Après trois étapes Coupes du Monde de courues et cinq français ayant obtenu des points pour la finale de Paris-Bercy, Jump’inside a souhaité faire un point avec le sélectionneur de l’équipe de France fraîchement débarqué à Lyon, Philippe GUERDAT.

©Scoopdyga.com / Pierre Costabadie

Comment analysez-vous ce début de circuit Coupe du monde après les trois premières étapes ?

« Après trois étapes seulement, il est difficile de donner un bilan et d’annoncer ce qu’il va se passer. Nous avions dit que nous ferions cela après Equita’Lyon, donc nous allons attendre que le week-end passe.

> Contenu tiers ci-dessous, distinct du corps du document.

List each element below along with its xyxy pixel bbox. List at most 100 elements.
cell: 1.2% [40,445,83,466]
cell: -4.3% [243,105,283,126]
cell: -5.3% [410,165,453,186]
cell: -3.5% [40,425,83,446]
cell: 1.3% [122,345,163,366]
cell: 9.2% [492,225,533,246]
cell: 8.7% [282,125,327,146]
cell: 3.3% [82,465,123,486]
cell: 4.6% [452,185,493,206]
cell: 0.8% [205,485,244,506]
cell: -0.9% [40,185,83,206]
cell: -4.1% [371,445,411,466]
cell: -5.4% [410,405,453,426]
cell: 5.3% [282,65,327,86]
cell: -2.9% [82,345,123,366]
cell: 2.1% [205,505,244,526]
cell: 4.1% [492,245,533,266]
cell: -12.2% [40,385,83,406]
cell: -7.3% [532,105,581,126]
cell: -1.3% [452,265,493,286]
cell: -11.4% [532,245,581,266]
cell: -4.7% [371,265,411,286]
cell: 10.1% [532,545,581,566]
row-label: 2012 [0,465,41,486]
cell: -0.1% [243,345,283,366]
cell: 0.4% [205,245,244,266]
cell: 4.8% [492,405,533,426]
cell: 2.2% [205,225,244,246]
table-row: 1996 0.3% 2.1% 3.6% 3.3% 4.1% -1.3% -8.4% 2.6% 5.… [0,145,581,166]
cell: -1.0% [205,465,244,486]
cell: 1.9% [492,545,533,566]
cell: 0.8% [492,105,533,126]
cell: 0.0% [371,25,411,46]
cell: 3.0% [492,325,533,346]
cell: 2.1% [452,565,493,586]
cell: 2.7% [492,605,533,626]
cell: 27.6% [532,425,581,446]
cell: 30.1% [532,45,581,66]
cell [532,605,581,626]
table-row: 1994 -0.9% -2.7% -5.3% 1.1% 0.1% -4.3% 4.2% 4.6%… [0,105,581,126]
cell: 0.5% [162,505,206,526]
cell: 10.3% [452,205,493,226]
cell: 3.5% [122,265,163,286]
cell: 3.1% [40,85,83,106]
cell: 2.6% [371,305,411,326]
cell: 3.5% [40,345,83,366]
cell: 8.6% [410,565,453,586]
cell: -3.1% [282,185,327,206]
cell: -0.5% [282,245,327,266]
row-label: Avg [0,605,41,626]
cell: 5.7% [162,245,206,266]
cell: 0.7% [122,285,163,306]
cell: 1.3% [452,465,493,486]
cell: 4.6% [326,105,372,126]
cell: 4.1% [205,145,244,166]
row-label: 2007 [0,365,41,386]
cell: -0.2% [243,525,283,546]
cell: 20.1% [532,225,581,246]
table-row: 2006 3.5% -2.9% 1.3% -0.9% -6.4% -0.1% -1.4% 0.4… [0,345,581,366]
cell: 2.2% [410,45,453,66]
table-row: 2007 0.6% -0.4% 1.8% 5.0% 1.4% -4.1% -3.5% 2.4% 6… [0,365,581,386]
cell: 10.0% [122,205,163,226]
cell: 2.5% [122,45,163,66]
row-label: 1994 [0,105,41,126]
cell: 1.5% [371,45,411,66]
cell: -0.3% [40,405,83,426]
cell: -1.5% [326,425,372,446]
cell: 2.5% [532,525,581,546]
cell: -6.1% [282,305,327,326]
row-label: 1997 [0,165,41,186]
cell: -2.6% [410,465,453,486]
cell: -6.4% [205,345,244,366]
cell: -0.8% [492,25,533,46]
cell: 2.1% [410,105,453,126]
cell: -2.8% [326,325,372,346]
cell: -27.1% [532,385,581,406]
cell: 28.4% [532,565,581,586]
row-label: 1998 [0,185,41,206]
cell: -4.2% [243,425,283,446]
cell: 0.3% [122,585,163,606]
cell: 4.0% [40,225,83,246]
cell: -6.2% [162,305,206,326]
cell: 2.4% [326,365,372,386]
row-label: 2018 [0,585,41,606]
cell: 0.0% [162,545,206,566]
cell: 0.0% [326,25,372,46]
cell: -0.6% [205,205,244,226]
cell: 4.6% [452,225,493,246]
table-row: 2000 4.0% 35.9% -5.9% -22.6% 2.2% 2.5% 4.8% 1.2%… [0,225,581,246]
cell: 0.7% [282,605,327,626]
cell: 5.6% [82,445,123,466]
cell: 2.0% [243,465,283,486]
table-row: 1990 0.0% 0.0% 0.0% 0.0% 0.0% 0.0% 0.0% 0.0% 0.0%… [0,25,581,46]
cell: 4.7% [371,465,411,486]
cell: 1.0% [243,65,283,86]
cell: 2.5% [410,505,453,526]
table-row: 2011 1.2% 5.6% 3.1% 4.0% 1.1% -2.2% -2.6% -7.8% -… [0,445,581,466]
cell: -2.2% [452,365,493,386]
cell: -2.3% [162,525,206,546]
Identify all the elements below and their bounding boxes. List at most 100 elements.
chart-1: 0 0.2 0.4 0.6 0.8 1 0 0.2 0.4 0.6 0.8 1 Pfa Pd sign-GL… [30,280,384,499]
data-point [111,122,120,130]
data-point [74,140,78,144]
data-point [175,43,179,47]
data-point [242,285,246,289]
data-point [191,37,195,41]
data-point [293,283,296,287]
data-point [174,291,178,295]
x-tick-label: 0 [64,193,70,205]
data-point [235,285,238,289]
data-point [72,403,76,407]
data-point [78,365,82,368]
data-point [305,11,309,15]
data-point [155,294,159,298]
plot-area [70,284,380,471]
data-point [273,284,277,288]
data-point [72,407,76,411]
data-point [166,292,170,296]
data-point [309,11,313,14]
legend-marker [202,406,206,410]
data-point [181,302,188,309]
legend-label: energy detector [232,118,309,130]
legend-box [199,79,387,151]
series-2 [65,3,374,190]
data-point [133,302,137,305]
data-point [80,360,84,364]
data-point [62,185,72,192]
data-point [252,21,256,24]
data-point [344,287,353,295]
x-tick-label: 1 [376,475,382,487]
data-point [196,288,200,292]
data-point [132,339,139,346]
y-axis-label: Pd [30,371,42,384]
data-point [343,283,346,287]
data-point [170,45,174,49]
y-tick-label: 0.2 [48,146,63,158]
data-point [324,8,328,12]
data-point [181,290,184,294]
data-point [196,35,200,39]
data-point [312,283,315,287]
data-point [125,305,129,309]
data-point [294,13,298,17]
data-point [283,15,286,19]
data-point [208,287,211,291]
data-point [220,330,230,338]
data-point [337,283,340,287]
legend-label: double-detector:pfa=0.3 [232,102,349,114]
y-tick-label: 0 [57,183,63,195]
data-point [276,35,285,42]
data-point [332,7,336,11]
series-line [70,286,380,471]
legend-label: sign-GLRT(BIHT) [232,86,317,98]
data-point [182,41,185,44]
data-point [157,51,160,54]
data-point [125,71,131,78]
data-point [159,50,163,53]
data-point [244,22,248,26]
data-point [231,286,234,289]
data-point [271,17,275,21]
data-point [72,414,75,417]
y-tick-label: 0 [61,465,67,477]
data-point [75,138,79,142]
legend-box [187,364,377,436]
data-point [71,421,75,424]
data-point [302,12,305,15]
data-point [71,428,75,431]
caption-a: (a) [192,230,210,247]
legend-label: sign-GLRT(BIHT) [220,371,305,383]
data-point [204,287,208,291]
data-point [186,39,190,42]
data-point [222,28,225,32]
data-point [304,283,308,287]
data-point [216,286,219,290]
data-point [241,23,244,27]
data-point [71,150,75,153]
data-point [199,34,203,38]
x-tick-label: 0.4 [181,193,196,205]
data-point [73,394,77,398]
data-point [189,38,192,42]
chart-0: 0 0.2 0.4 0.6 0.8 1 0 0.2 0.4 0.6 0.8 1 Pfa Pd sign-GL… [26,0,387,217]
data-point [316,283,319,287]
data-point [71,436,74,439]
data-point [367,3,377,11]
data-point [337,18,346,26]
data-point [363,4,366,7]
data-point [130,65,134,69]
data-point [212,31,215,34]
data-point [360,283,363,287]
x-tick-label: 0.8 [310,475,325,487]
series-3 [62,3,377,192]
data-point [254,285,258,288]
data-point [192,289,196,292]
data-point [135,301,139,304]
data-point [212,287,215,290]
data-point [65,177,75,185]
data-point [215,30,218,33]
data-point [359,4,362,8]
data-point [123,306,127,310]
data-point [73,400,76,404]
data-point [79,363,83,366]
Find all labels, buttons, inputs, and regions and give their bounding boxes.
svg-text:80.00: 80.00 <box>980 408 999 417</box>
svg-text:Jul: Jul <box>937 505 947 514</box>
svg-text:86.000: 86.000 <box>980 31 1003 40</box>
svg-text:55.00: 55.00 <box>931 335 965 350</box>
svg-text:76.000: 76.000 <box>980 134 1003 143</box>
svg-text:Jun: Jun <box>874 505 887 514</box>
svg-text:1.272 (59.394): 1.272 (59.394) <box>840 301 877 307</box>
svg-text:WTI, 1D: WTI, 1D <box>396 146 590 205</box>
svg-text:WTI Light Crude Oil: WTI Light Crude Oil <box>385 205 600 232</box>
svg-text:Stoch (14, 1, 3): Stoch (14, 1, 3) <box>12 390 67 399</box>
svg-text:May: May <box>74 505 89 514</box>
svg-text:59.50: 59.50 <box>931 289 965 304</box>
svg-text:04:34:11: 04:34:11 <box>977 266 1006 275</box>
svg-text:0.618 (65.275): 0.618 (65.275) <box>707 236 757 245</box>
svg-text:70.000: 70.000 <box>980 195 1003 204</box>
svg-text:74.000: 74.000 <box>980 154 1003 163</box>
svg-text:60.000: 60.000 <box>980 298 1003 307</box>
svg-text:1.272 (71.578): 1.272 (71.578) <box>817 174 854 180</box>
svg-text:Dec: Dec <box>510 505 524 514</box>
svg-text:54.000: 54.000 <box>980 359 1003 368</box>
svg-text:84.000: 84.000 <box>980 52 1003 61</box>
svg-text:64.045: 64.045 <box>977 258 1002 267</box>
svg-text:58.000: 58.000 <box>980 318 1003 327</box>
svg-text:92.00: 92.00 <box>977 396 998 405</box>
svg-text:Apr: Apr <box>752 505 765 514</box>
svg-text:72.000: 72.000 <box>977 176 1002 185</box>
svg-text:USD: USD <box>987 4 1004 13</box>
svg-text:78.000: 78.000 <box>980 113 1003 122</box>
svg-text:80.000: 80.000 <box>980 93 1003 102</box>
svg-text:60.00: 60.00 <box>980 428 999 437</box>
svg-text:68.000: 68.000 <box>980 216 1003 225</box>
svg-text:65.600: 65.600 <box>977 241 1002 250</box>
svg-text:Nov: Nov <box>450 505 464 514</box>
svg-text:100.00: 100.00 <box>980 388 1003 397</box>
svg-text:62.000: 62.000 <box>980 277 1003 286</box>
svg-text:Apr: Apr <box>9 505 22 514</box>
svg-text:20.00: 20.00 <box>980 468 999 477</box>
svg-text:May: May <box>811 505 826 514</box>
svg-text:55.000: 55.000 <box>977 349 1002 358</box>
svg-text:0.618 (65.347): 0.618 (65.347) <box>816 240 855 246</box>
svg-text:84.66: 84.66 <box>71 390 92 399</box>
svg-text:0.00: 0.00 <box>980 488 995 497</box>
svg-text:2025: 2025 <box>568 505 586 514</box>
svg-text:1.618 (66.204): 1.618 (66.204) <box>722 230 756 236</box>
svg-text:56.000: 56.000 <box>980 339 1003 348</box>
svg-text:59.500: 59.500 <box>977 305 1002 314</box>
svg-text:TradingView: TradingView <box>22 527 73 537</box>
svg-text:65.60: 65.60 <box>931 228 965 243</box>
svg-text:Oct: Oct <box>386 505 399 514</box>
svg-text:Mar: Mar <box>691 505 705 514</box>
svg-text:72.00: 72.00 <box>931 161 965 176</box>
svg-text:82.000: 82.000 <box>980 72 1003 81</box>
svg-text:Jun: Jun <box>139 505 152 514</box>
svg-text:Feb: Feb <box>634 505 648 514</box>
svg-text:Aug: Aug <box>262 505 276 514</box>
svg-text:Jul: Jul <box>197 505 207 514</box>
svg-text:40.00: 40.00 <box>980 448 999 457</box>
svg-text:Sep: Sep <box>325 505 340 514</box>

Kévin STAUT n’est pas loin de la qualification pour la finale, Aldrick CHERONNET, Simon DELESTRE et Pénélope LEPREVOST ont également engrangé quelques points (respectivement onze, onze et dix points, ndlr). C’est plutôt encourageant pour la suite mais il reste encore beaucoup d’étapes à courir, il est encore trop tôt pour parler d’objectifs de qualification. »

Nous avons remarqué que l’année dernière, les barrages des GP du circuit étaient très longs. Cette année il y a eu sept, neuf et onze barragistes sur les trois premières étapes, est-ce qu’il y a une explication rationnelle à cela ?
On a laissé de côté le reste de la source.